On the flip side of my own argument inside my tiny brain, a work colleague has recently purchased a "Bkool" indoor trainer with virtual feeds and inbuilt power meter ( He's not rule 9 compliant) . His group rides have gone through the roof whereby previously languishing at the back, now a regular at the front and pushing hard.
So, as per the "force", if used for good, not evil, cant be a bad thing Obi Wan.
@The Grande Fondue
I knew someone would bring Froome up.... As you seriously suggesting that absolutly NOTHING other than riding to a set wattage is all that he did? Are you suggesting that tactics, teamwork and the like played no role at all? Maybe, just maybe he used/uses a large number of tools to get him to the front of the peleton at the right point in a race/on a climb and THEN and only then does he ride to a set predetermined wattage. Even then I would suggest that he was going past his predetermined limits because/if he felt strong, he dug deeper than he had in testing because this was the real deal, not a simulation and in those situations we can do so. Maybe, if that was the case, and he had stuck to his predetermined limits he wouldn't have done as well?
@Gianni
I train (with power) 90% of the time alone because I get to do what I need to do without consideration of others. Occasionally I ride with a buddy when he asks what I'm doing that day and our schedules line up. On one occasional we had agreed on a "2hr Easy" ride but I found he kept half wheeling me especially up hills. I eventually asked him if he wanted to move it to moderate and ride harder. He said no, but he was "inimidated" by my power meter and was afraid he was "dragging me down".
I assured him that I was not a "zone junky" and didn't have to stick exactly within a small zone every second of the ride. Intervervals were a different story and I did those solo. What really took me back was that he felt the need to always be pushing just that little bit harder than I was just incase...
I told him... "Buddy, just ride it, if I don't like the pace I'll say something as should you".
@Mike_P
Make sure you get a good Coach with runs on the board! My previous "trainer" (he wasn't coaching me!!) lead me through that exact cycle and when I finally pulled the pin after 64 weeks, he had admitted he'd overdone it but was continuing on the same path! The new coach is actually coaching me (interested in me as an athlete rather than just punching out training plans), I'm actually riding less, feel vastly fitter/fresher and the areas I kept asking the last guy to work on are finally being worked on! The new coach has the runs on the board personally (used to race) and has some successful clients. The last one had a Masters, but that was it, all book smarts and no street smarts. Lesson learned.
@souleur
Funny you should say that. As I mentined in a post above, my previous "coach" used the 'ride more' or TITS principle as I like to call it. (Time In The Saddle). I was always tired, fatigued and my performance plateaued. The new Coach's motto is "Train smarted, not longer" and "Train to win, not to make charts". I ride less (8-10hrs compared to 10-14hrs), and man do I feel fresh on a daily basis compared to before. Performance is moving upward at good rates. The intensity of my training rides is much higher now, but I recover fast and better. Where as before I had DOMs getting on the bike each morning, now, it's gone by lunch time!

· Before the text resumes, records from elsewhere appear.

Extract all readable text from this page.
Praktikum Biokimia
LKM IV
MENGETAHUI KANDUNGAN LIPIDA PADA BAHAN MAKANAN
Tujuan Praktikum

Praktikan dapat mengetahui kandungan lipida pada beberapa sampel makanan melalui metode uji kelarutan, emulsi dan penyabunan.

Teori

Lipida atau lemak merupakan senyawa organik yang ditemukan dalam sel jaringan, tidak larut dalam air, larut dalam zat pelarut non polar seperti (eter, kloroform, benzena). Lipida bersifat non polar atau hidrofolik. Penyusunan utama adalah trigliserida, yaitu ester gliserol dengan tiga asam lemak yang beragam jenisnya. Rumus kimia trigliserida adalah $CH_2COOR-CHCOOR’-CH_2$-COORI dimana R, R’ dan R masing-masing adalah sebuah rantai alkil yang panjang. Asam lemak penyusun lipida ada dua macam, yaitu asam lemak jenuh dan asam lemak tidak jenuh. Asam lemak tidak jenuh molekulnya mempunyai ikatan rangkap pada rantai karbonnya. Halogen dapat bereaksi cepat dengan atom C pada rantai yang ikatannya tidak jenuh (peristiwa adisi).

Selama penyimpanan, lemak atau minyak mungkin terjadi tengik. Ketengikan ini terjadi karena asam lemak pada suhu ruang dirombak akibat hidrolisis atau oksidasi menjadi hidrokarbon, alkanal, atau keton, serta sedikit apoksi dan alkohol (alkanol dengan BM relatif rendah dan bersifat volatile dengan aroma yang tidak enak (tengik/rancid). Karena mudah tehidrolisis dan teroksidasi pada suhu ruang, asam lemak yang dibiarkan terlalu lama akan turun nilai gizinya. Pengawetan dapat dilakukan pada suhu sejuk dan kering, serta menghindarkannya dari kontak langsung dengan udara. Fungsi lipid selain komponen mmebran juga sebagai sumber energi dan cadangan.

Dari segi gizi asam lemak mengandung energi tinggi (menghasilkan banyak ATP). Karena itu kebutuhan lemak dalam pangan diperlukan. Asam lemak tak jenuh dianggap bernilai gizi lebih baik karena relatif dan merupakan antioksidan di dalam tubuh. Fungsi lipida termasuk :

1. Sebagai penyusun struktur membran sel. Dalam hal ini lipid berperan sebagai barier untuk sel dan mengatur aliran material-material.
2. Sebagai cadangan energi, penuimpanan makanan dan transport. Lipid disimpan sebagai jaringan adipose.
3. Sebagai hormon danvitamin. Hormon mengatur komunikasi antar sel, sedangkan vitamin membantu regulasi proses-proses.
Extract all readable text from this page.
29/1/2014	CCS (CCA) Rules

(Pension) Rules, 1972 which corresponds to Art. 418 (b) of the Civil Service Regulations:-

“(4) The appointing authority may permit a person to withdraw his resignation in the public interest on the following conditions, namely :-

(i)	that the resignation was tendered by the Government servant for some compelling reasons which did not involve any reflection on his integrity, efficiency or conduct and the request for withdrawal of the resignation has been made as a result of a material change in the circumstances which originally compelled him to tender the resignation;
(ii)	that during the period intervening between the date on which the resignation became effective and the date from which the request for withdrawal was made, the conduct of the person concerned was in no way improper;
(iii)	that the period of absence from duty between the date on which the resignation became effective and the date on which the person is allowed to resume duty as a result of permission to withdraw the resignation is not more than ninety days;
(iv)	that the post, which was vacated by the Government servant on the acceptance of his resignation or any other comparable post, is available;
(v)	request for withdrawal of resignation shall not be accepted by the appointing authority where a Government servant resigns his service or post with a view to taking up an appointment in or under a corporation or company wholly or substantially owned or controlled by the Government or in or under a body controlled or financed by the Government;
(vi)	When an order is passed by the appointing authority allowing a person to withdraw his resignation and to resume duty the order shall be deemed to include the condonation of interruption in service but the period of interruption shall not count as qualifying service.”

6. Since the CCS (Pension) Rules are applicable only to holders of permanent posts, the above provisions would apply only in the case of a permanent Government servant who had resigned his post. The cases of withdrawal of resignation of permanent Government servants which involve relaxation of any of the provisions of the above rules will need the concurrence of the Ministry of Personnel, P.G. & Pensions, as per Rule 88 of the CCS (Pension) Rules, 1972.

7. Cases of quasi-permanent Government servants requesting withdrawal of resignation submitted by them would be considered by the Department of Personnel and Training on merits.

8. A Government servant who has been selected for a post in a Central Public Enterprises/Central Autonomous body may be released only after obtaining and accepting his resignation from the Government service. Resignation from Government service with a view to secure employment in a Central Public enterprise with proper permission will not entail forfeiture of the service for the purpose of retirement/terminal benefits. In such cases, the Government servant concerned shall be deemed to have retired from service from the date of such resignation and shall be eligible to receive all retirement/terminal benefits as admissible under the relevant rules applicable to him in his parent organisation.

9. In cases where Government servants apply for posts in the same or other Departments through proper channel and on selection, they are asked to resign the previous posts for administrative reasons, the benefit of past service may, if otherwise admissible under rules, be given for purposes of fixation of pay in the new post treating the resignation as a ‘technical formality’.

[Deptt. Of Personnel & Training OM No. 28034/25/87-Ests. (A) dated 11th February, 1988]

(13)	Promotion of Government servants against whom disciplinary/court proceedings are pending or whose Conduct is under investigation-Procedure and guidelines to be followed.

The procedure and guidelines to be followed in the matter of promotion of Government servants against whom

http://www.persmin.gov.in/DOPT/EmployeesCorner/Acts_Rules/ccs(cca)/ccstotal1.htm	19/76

Yes having a coach, if you can afford it, or a mentor if you can't, is a good way to start with power. It really is such a different mindset and approach that you need someone to help you.
Quite apart from understanding all the different bits of jargon and TLAs - Functional Power Threshold, Training Stress Score, Normalised Power and don't get me started on Decoupling !
When I started with my coach I complained to him that I felt I was going backwards because I wasn't doing enough. Another guy who started around the same time quite because he wasn't being told to go hammer it five times a week. Fortunately the coach resisted and told me to wait and see, and I came back stronger and better than ever.